O plenário da Câmara dos Deputados aprovou na noite desta quarta-feira (10), em primeiro turno, o texto-base da reforma da Previdência, que estabelece uma idade mínima para aposentadoria, entre outras mudanças. A aprovação veio por larga margem de votos – foram 379 votos favoráveis e 131 contra. Por se tratar de uma emenda constitucional eram necessários, no mínimo, 308 votos (três quintos dos deputados) para a matéria avançar.

Agora, os parlamentares precisam apreciar os destaques de bancada, ou seja, pedidos pontuais de mudança nos textos feitos pelos partidos. Ao todo, são 31 destaques – um deles já foi recusado, o que excluía os professores da reforma. A expectativa era para que boa parte dos destaques fosse votado ainda nesta quarta, mas o presidente da Câmara, Rodrigo Maia (DEM-RJ), resolveu encerrar antes devido ao “quorum perigoso”, ou seja, os opositores à reforma poderiam conseguir maioria para aprovar ou rejeitar os outros 30 destaques.

O resultado consagrou o trabalho de bastidor do presidente da Câmara, Rodrigo Maia (DEM-RJ), que foi homenageado durante a sessão, se emocionou e foi muito aplaudido pelos parlamentares. O deputado Eduardo Bolsonaro (PSL-SP), filho do presidente da República, disse que Maia “colocou seu nome na história do Brasil”.

Para o líder do MDB, Baleia Rossi (SP), Maia conduziu a reforma com “maestria” e em nenhum momento se desviou de sua meta. “Foi uma grande vitória”, disse ele, para quem o placar demonstra a maturidade da Câmara. “Agora, vamos superar os destaques”, acrescentou, que serão analisados em sua maioria nesta quinta-feira (11).

É legítimo Maia chorar de emoção: ele teve grande mérito nos trabalhos. Além dele, o ministro Paulo Guedes e o secretário Rogério Marinho foram fundamentais, assim como o próprio Onyx Lorenzoni. Claro que o presidente Bolsonaro também tem mérito. Afinal, foi ele quem indicou Guedes e levou a proposta da reforma ao Congresso.

Foi uma vitória importante do Brasil, em linhas gerais. Agora, o malabarismo dos bolsonaristas é hilário. Antes, articular com o Congresso era sinônimo de corrupção. Agora é mérito do Bolsonaro saber articular com o Congresso, o que não precisa significar malas de dinheiro. Ora, era exatamente o que vários defendiam, sob ataques da militância governista.

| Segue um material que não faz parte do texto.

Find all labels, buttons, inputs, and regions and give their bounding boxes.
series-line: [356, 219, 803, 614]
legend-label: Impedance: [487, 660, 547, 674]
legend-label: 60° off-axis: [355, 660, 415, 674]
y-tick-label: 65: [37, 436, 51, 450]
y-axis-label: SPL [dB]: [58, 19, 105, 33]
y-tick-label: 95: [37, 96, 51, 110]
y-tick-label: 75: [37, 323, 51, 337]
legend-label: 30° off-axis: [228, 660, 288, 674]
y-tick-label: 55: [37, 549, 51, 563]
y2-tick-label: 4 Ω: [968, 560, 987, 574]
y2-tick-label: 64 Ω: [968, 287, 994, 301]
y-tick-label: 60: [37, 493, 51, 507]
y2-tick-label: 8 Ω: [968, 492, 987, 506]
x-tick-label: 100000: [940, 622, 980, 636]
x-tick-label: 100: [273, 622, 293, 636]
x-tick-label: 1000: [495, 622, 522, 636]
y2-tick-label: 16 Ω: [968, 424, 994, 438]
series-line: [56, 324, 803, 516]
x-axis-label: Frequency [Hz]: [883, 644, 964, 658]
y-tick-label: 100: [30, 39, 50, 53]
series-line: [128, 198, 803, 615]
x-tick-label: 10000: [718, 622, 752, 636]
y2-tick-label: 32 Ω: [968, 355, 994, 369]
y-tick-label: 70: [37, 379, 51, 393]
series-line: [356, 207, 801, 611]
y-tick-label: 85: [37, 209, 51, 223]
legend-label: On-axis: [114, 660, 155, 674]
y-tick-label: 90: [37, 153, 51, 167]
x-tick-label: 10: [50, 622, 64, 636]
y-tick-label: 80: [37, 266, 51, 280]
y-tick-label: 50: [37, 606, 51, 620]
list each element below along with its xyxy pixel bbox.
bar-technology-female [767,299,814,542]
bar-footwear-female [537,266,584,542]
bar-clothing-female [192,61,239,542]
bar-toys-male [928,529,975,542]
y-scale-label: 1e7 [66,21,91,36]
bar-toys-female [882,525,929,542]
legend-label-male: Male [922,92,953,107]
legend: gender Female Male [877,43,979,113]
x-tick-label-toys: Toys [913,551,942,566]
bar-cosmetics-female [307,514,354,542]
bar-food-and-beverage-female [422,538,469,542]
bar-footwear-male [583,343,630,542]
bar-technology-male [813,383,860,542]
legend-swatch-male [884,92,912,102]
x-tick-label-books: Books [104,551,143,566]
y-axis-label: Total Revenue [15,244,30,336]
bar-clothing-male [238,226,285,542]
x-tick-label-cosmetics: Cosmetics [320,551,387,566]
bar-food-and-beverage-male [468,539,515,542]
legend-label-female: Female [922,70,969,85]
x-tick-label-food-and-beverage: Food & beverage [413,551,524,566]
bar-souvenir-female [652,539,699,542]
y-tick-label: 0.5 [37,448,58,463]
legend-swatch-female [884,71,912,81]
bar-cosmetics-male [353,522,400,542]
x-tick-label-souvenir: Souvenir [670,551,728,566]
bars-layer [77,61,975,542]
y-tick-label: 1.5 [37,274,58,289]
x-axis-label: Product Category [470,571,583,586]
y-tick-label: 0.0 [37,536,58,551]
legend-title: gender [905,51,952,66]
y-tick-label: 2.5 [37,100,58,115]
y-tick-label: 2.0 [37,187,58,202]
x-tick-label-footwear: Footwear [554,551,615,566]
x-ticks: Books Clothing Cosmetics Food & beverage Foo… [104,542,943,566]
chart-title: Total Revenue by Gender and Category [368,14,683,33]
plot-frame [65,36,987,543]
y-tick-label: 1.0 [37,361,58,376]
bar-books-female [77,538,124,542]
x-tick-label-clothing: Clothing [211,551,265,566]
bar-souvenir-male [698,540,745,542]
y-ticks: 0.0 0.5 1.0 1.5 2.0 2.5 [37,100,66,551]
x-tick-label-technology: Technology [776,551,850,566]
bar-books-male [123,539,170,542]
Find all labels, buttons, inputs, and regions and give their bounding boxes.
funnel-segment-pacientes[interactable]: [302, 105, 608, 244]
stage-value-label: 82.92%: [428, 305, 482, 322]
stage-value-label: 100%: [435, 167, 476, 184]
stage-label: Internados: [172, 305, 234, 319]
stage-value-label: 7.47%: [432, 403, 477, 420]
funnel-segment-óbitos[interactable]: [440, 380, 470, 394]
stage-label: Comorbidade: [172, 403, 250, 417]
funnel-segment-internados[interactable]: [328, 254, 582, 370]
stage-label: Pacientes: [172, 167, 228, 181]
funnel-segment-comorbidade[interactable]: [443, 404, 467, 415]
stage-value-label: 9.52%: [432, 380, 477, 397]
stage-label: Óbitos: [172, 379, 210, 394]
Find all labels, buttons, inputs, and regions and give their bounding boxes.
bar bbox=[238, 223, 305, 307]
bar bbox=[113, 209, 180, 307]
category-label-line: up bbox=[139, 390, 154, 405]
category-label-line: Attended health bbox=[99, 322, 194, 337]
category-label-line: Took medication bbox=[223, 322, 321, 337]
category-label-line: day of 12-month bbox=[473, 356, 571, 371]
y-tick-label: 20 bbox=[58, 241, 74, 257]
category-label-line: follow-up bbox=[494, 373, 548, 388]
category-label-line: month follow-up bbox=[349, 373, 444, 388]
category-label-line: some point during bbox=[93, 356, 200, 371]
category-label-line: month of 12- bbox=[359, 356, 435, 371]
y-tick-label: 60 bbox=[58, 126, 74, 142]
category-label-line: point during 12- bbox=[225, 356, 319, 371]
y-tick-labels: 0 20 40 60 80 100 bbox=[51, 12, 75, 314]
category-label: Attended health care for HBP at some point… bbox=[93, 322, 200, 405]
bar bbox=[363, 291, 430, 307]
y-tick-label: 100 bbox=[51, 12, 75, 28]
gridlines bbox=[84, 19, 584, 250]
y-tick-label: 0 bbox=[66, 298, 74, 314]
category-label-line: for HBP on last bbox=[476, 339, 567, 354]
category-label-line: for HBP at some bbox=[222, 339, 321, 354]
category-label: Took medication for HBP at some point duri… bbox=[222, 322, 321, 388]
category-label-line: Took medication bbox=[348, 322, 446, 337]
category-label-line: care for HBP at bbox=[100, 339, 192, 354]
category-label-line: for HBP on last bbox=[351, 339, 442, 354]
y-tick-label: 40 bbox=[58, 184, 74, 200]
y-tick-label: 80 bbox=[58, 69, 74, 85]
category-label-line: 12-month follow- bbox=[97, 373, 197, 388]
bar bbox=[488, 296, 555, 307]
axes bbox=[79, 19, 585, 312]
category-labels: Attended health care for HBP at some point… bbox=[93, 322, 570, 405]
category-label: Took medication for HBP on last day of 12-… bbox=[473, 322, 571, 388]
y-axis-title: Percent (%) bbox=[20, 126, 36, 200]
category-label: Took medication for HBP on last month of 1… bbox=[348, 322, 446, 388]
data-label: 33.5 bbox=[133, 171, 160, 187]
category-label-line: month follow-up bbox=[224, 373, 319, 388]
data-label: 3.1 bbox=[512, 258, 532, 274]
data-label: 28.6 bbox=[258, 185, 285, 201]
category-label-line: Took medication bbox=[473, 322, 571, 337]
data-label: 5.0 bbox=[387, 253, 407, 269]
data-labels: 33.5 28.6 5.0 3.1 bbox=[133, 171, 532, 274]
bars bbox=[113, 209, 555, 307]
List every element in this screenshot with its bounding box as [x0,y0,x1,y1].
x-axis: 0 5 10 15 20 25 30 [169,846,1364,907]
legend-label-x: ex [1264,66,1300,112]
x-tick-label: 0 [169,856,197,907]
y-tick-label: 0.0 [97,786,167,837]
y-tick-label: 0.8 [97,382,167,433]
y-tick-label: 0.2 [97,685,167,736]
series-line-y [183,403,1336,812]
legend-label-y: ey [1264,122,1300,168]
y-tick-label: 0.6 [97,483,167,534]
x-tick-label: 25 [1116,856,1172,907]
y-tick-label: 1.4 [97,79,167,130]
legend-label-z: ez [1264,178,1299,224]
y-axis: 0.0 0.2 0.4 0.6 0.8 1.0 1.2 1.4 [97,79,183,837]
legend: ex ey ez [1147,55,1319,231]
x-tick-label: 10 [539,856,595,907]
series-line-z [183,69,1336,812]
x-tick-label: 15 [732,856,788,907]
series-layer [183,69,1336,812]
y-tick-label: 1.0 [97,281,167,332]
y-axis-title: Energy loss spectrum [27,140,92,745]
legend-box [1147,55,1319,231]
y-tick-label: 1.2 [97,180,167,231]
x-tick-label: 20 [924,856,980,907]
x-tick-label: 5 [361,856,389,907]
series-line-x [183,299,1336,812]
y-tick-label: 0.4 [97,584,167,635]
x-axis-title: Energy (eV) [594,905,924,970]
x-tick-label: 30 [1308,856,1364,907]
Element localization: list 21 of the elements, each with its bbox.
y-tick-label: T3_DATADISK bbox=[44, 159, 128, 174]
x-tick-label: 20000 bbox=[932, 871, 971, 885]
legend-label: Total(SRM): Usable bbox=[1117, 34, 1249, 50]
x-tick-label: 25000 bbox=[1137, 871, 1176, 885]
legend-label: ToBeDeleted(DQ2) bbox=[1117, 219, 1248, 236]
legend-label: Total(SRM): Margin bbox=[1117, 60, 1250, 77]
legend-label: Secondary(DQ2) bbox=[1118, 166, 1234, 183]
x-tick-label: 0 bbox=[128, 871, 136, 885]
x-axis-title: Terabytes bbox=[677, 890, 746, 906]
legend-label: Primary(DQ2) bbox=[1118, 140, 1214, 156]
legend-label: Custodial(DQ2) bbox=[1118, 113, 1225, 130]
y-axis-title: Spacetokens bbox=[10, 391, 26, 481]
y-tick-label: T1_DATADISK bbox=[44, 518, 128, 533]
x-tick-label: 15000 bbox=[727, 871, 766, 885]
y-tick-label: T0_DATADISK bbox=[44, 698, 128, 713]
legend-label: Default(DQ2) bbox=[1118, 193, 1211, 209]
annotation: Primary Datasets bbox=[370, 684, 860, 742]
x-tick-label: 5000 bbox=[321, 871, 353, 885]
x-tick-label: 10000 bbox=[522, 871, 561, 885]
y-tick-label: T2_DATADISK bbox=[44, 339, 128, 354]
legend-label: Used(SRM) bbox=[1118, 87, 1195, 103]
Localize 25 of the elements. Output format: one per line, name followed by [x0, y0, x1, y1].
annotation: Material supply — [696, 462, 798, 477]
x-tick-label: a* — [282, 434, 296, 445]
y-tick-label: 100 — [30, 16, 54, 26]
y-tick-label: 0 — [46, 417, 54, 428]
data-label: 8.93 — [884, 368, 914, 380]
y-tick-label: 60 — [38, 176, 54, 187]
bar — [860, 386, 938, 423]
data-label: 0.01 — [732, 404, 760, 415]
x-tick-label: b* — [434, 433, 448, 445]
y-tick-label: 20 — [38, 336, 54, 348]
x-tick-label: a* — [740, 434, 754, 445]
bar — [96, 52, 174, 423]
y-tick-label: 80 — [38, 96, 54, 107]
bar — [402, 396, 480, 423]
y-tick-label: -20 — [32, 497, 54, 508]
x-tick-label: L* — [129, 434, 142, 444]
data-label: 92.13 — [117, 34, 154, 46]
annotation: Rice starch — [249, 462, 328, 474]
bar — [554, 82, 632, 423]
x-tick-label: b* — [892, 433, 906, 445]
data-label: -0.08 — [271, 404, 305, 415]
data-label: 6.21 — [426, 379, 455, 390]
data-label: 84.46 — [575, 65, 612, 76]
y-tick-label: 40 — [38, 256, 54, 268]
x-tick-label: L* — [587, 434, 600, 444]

De fato, alguma pressão popular nas ruas ajudou, mas ainda assim é quase um milagre, como constatou Fernando Schuller, aprovar uma reforma “impopular” que corta privilégios num Congresso tão fragmentado, com dezenas de partidos, muitos do demonizado “centrão”, que poderiam ter obstruído a votação facilmente:

A reforma é quase um milagre porque nosso sistema político é disfuncional. Nesta quarta-feira, 26 partidos votaram na reforma. Catorze deles com dez votos ou mais. Isto é, partidos relevantes, de tamanho médio, incapazes de resolver qualquer coisa, no Congresso, mas capazes de obstaculizar, complicar o jogo, cobrar fatura.

É isso que faz do Brasil a democracia mais fragmentada do planeta, com baixa efetividade institucional e alto custo político na tomada de decisões estratégicas. Mesmo dizendo que não iria fazer esse jogo, o governo liberou alguns bilhões em emendas e recursos para viabilizar a reforma. Alguns acham normal. Ouvi de um deputado que esta era uma forma de “democratizar” o Orçamento. Analistas dizem que o varejo político é um fato normal das democracias, que nosso presidencialismo de coalizão exige isso. De minha parte, só observo. Vejo isso mais como deformação do que uma virtude. Apenas uma deformação com a qual nos acostumamos.

Para Schuller, esse “milagre” tem como causa a mudança da mentalidade da população, cuja maioria apoia a reforma, e a maior autonomia do Legislativo em relação ao Executivo. Maia inclusive já sinalizou que o Congresso vem agora com uma agenda própria, independente do governo. “A reforma é fruto de uma aliança não explícita entre os liberais de Paulo Guedes e o centro político do Congresso”, resume Schuller.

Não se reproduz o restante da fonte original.